The name translates simply as Bird Paradise — Kuş Cenneti in Turkish — and the birds arrive to justify it. Every spring and autumn, the shallow waters of Lake Kuş (also called Lake Manyas) fill with pelicans, spoonbills, flamingos, and scores of other species passing through on the great migration corridors that cross northwestern Turkey. The lake sits 15 kilometers south of Bandırma, fed by four streams and a matrix of groundwater, its average depth barely three meters. Narrow belts of Phragmites reed fringe its edges; small deltas of marsh and willow line the stream mouths. More than 270 bird species have been recorded here. Some nest. Some winter. Some simply pass through and keep moving. A few, like the vulnerable Dalmatian pelican, treat the lake as one of their most important refuges in the eastern Mediterranean.
The Kuş Cenneti nature reserve — 64 hectares carved from the lake's northeastern corner near the village of Sığırcık — was established in 1938. The driving force was Curt Kosswig, a German zoologist and hydrologist who worked in Turkey from 1937 to 1955 and recognized the lake's exceptional ecological value at a time when conservation was not yet a global preoccupation. The reserve he helped create is small by international standards: a pocket of unspoiled lakeside habitat that has somehow held its own against the pressures pressing in from all sides.
A small ornithological museum occupies the reserve — its collection of stuffed birds reportedly in poor condition, a reminder that the living spectacle outside is far more compelling than any display case. An observation tower, erected by the Hydrology Department of the University of Istanbul in 1952, gives visitors a vantage point over the reed beds and open water. Remote-controlled cameras extend the view further. The reserve is free to enter.
The lake's birdlife is exceptional not just in quantity but in rarity. The Dalmatian pelican (Pelecanus crispus) maintains a breeding population here — a globally vulnerable species whose numbers have declined across much of its range. Great white pelicans (Pelecanus onocrotalus) arrive in migrating flocks to roost, their wingspan stretching past two meters. Eurasian spoonbills sweep the shallows with their spatulate bills. Greater flamingos wade in the shallower margins, pink and improbable against the muted brown reed beds. White-headed ducks — a globally endangered diving duck — appear on the open water.

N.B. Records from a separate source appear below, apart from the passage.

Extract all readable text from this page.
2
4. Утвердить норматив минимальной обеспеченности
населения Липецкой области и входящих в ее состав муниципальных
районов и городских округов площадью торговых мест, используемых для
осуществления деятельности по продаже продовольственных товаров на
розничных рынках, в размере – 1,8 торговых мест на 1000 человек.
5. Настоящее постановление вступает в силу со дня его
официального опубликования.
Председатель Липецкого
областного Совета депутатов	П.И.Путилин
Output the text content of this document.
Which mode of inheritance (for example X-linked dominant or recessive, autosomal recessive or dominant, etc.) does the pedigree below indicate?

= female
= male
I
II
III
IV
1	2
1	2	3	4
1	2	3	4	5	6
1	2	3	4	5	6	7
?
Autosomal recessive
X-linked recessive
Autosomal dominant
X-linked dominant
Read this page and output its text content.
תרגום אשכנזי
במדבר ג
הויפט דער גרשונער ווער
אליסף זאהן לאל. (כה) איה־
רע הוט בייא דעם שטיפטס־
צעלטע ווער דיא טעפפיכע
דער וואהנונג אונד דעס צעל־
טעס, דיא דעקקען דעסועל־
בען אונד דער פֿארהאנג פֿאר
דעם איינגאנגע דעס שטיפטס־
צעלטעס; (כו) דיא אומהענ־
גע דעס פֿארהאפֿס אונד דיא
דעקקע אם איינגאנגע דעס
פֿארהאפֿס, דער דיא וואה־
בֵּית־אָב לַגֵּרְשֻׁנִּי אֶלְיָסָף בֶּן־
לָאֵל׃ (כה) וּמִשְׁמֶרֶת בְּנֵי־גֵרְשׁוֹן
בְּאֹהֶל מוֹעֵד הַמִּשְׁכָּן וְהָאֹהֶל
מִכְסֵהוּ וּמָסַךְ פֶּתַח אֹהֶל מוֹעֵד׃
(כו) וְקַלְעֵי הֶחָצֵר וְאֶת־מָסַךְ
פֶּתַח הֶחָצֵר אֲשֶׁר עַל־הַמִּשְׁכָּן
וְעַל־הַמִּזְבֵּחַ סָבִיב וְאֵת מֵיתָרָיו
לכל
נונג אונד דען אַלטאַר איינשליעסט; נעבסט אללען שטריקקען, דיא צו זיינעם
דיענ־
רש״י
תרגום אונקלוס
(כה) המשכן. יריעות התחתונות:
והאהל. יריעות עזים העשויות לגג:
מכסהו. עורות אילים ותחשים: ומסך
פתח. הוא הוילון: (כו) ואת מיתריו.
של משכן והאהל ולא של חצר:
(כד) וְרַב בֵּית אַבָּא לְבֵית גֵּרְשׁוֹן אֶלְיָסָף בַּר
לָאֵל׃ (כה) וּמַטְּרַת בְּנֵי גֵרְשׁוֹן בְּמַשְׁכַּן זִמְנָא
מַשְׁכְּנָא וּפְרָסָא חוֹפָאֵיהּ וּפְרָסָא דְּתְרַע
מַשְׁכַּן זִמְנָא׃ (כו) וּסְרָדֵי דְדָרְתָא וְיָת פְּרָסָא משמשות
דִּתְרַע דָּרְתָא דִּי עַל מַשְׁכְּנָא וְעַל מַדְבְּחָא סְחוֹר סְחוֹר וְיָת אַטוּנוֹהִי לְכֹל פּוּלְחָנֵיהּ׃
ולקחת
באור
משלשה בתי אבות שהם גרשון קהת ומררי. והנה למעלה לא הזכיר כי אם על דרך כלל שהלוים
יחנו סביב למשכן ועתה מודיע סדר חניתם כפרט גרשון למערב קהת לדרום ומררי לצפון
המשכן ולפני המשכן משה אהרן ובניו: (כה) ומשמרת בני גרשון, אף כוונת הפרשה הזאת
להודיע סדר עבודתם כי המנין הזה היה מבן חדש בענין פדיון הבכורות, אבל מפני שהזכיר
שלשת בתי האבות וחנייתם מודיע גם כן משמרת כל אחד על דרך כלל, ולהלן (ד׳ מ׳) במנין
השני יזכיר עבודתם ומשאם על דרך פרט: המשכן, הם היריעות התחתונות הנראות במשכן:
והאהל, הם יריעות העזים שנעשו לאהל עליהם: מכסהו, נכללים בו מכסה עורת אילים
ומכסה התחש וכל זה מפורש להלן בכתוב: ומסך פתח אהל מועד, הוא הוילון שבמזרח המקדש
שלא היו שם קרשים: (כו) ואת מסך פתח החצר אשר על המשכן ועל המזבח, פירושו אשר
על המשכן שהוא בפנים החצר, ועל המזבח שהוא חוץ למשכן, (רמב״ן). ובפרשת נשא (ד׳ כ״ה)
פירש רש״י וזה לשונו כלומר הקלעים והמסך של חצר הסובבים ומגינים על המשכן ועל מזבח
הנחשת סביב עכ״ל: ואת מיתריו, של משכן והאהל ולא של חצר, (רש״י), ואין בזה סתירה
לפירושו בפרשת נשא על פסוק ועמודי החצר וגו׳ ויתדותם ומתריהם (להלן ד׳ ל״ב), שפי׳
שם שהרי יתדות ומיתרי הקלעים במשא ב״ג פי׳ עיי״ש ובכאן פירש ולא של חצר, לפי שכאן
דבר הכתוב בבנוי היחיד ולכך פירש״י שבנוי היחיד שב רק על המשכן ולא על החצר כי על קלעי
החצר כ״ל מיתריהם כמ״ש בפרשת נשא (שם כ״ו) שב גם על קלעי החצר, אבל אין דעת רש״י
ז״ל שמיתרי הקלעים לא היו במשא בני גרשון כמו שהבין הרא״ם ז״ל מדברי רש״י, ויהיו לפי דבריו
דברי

The best times to visit are March through July, when northbound migrants are arriving and resident species are nesting, and again from September through October during the southbound return. In the quiet months between, the lake belongs mostly to wintering waterfowl and to the small resident community of animals that live here year-round, including the Manyas spirlin — a cyprinid fish endemic to this lake's drainage basin and found nowhere else on Earth.
The name Bird Paradise carries weight, but the reality is complicated. Lake Kuş is under pressure from multiple directions at once. Agricultural intensification in the surrounding lowlands delivers fertilizers and pesticides into the water through runoff and through the four streams that feed it. Industrial and household pollution also reaches the lake in quantities that water quality reports have flagged as serious. Fishing, once a livelihood for local communities, has declined drastically — a result of over-fishing, disease, and disruption to the water regime.
The construction of a regulator on the lake's outlet has made fish migration impossible. Artificially elevated water levels, maintained for irrigation purposes, have drowned the shallow feeding marshes that migratory birds depended on. Nesting trees within the national park have begun to die, standing in water that was not there before. Drainage and dam construction elsewhere in the watershed compound the problem. The 64-hectare reserve is doing what it can, but it is a small sanctuary inside a large and contested landscape.
What draws visitors who make the short drive south from Bandırma is the sensation — rare even in dedicated nature reserves — of being genuinely outnumbered by birds. In the breeding season, the colony trees at Sığırcık hold dozens of nesting pairs of herons, cormorants, spoonbills, and pelicans simultaneously, the air thick with calls and the smell of an ancient rookery. The observation tower puts you level with the canopy. Below, the shallow water reflects an overcast Turkish sky.
The lake is a Ramsar-designated wetland, recognized under the international convention for its global importance to migratory waterbirds. That designation has helped focus conservation attention, but has not by itself reversed the pressures. Lake Kuş remains, for now, a place of genuine wildness within a densely farmed and industrialized region — a Bird Paradise still earning its name, if only just.
Lake Kuş lies at approximately 40.1953°N, 27.9678°E, roughly 15 km south of Bandırma. The nearest airport is LTBG (Bandırma Airport), approximately 20 km to the north-northeast. At 3,000–5,000 feet, the lake is unmistakable — a broad, shallow oval set amid flat agricultural land, with the reed-fringed margins clearly distinguishable from open water. The Kuş Cenneti reserve occupies the northeast corner near Sığırcık. In spring, large pelican flocks are sometimes visible from low altitude. The Sea of Marmara is visible to the north on clear days.